Friday, March 27, 2009

Harold Monro, poet



The poet and bookshop owner Harold Monro (1879-1932) is a fascinating figure in Twentieth Century British poetry. His poetry, neither particularly traditional nor easy to sit beside the radical poetries of the day, deserves to be read for its understated simmering lust/depression/desperation and its destructive elements. There is a great selection available from Laurel Books, edited by Dominic Hibberd. One of my favourites in the book is 'Introspection', in which the poem literally disintegrates, fades out to nothingness. But here is the excerpted beginning of the poem. It has a great first couplet:

'That house across the road is full of ghosts;
The windows, all inquisitive, look inward:
All are shut.
I have never seen a body in the house;
Have you?
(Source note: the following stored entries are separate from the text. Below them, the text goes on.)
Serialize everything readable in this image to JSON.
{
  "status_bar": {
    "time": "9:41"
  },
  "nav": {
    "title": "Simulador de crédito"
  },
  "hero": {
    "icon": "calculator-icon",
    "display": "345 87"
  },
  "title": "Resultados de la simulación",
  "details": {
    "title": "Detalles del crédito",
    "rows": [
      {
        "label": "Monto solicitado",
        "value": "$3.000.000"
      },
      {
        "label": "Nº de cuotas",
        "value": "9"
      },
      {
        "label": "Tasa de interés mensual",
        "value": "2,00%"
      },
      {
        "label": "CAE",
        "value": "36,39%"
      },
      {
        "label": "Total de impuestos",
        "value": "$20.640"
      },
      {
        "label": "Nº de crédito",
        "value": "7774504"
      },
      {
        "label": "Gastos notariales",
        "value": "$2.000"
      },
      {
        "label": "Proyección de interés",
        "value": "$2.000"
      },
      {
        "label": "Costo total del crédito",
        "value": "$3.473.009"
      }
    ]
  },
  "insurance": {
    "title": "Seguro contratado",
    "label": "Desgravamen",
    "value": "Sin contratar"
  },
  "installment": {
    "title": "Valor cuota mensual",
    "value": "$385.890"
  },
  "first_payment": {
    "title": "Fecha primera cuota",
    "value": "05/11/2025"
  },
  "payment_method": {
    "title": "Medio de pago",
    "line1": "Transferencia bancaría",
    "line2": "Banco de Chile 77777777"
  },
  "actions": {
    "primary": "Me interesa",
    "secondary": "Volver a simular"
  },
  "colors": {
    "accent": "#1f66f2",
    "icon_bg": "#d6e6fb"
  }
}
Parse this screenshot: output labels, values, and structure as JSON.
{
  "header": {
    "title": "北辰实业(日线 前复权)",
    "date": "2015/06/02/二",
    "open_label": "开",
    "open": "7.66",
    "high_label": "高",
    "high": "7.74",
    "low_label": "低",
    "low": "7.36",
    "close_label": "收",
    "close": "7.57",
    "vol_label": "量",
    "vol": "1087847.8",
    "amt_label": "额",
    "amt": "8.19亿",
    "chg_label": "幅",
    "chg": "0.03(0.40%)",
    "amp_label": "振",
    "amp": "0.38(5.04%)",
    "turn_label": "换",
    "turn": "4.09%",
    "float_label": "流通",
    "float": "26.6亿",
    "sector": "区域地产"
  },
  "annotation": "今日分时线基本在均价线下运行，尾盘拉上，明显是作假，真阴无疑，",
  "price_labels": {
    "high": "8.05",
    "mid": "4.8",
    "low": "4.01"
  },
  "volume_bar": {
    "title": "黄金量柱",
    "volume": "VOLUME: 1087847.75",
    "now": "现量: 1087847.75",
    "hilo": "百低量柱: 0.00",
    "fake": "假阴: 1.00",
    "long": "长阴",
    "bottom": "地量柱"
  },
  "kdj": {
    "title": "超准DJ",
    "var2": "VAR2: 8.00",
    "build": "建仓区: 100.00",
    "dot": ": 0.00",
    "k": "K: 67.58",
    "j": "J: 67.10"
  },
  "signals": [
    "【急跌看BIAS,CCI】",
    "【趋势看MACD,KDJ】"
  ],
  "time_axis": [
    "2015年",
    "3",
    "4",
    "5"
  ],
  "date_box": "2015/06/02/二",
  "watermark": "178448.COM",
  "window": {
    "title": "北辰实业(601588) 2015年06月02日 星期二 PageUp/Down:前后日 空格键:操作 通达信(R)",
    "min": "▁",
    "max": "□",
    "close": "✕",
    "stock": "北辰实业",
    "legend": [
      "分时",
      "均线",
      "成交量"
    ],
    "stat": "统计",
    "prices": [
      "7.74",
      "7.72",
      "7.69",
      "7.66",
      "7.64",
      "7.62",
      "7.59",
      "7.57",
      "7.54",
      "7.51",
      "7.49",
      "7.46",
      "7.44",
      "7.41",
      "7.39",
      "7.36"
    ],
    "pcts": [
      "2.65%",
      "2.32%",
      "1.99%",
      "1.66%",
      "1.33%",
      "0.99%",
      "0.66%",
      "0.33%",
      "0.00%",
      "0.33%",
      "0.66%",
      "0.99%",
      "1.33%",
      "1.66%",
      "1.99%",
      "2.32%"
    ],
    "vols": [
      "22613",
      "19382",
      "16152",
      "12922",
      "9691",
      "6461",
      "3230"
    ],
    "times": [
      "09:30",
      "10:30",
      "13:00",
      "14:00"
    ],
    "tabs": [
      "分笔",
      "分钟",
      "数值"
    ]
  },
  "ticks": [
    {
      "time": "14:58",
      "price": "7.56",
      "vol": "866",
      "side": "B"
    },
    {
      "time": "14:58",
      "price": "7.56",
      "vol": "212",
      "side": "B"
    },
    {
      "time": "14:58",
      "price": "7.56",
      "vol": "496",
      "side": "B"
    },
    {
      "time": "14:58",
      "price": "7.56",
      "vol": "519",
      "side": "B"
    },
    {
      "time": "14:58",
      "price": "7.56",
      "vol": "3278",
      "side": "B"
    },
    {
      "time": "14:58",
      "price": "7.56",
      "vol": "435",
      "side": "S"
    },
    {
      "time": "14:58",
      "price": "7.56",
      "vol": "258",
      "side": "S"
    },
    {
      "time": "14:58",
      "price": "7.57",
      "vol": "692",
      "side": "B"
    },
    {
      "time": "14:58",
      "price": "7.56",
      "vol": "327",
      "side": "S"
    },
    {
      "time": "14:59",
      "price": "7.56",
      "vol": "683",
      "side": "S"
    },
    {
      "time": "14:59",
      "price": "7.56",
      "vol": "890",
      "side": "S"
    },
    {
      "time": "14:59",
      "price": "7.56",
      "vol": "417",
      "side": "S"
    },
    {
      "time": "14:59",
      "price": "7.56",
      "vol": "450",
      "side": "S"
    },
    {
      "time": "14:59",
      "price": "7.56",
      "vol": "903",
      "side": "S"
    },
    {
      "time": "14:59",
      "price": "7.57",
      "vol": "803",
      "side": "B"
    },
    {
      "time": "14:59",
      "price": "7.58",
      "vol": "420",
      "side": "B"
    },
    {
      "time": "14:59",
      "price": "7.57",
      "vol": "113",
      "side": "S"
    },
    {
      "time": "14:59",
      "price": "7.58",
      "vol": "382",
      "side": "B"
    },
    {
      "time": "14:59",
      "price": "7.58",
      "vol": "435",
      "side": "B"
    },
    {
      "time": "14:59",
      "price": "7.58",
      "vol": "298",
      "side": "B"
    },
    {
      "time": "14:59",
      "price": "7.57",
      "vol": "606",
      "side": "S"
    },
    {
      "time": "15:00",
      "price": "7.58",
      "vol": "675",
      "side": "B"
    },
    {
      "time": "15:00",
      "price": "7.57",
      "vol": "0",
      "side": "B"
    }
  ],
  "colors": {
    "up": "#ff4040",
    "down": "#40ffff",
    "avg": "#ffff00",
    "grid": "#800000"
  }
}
Have you?
Yet feet go sounding in the corridors,
And up and down, and up and down the stairs,
All day, all night, all day.

When will the show begin?
When will the host be in?
What is the preparation for?
When will he open the bolted door?
When will the minutes move smoothly along in their hours?

Time, answer!

The air must be hot: how hot inside.
If only somebody could go
And snap the windows open wide,
And keep them so!'

I find this poem suffocating and desperate. ILOVEIT! The book is great and highly recommended. So thank-you Laurel Books.